Exemples actuels d'IA dans la cybersécurité

  • Prédiction des menaces: Les modèles d'IA comme l'analyse prédictive, tels que ceux déployés par Darktrace, Qualys ou Palo Alto Networks, aident à identifier les vulnérabilités avant leur exploitation, mais peuvent échouer si les hypothèses sous-jacentes sont incomplètes. Par exemple, la prévision des attaques de type "zero-day" reste un défi majeur.
  • Réponse automatisée aux incidents: L'IA peut isoler automatiquement les systèmes compromis, une fonction particulièrement utile lors des attaques de ransomware. Cependant, une mauvaise configuration ou des erreurs d'appréciation de l'IA peuvent perturber les opérations critiques.

Pour relever ces défis, il faut une surveillance continue, des cadres juridiques solides et des pratiques éthiques en matière d'IA. En intégrant des garanties et en promouvant la transparence, la loi sur la cyber-solidarité peut libérer le potentiel de l'IA tout en atténuant ses risques.

Cadre de coopération transfrontalière

La loi crée des structures solides pour la coopération multinationale :

  • Un minimum de trois États membres est requis pour les cybercentres transfrontaliers(article 5, paragraphe 1).
  • Accords de consortium écrits obligatoires(article 5, paragraphe 3)
  • Protocoles structurés d'échange d'informations(article 6, paragraphe 2)
  • Cadres clairs pour la participation des pays tiers(article 19)

Garanties opérationnelles

Le règlement comprend des exigences de sécurité exhaustives, notamment en vertu de l'article 17, paragraphe 2, qui fixe des critères stricts pour les prestataires de services de confiance, y compris des exigences en matière d'intégrité professionnelle, de protection des informations classifiées et d'habilitations de sécurité appropriées.

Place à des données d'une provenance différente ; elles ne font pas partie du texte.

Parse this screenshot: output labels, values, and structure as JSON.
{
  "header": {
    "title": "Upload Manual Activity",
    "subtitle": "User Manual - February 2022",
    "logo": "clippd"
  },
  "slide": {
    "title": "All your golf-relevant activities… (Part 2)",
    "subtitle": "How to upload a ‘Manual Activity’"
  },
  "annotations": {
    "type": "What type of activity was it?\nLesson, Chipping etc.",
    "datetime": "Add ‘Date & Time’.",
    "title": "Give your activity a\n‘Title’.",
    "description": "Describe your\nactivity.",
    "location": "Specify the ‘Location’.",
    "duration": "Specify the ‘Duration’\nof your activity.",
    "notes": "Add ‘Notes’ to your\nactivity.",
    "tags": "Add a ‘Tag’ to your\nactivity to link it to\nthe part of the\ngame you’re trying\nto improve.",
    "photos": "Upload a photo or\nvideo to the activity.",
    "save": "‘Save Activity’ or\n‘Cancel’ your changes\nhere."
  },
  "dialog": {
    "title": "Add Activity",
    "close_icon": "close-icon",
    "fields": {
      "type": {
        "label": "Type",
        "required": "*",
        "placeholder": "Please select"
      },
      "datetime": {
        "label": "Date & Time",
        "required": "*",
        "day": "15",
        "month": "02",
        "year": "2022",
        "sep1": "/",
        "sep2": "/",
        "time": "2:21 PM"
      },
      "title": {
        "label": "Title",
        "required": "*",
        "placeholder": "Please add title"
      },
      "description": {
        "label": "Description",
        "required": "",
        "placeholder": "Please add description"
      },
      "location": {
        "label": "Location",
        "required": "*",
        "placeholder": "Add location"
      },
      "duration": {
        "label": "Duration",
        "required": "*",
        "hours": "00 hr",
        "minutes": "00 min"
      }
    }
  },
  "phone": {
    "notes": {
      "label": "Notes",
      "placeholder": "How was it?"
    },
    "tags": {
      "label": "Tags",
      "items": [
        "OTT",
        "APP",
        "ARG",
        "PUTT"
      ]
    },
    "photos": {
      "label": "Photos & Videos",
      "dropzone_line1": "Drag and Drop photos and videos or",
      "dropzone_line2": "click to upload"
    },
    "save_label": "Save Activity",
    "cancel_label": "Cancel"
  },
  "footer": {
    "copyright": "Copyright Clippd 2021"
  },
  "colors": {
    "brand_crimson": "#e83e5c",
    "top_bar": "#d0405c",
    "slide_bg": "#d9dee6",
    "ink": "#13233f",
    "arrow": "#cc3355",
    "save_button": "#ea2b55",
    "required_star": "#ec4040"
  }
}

Financement et mise en œuvre

La loi modifie le programme pour une Europe numérique (règlement (UE) 2021/694), en allouant 1 372 020 000 euros aux initiatives en matière de cybersécurité et de confiance(article 9, paragraphe 2, point c)). La mise en œuvre comprend :

  • Cycles d'évaluation réguliers mentionnés ci-dessous(article 25)
  • Critères d'évaluation spécifiques pour l'efficacité opérationnelle
  • Intégration avec les initiatives numériques existantes de l'UE
  • Flexibilité pour la participation des États membres

Points forts et défis de la loi

Les points forts de la loi résident dans sa capacité à encourager la collaboration transfrontalière, l'innovation et le partage équitable des ressources :

  1. Coordination globale: L'accent mis par la loi sur la création de plateformes transfrontalières renforce la collaboration en matière de détection et de réponse.
  2. Priorité à la solidarité: En mettant en commun les ressources et l'expertise, le règlement apporte un soutien indispensable aux États membres moins bien préparés. Par exemple, la réserve de cybersécurité (voir l'article 14) permet d'accéder à des fournisseurs de services pré-engagés, offrant ainsi une assistance immédiate en cas d'incidents de grande ampleur.
  3. Exploitation de l'IA: la promotion de l'IA et de l'analyse avancée dans le cadre de la loi est une stratégie tournée vers l'avenir. Les capacités de l'IA permettent une détection prédictive des menaces, une réponse plus rapide aux incidents et une analyse médico-légale plus approfondie. Ces outils sont essentiels pour faire face à des menaces complexes telles que les vulnérabilités du jour zéro (une faille non découverte dans une application ou un système d'exploitation) et les attaques sophistiquées de ransomware, qui dépassent souvent les défenses traditionnelles en matière de cybersécurité.
  4. Révision régulière: La loi prévoit un cycle d'examen régulier (premier examen dans les deux ans, puis tous les quatre ans en vertu de l'article 25), afin d'évaluer l'utilisation et l'efficacité du règlement, ce qui devrait contribuer à renforcer la gouvernance et la mise en œuvre des mesures de cybersécurité dans l'ensemble de l'UE.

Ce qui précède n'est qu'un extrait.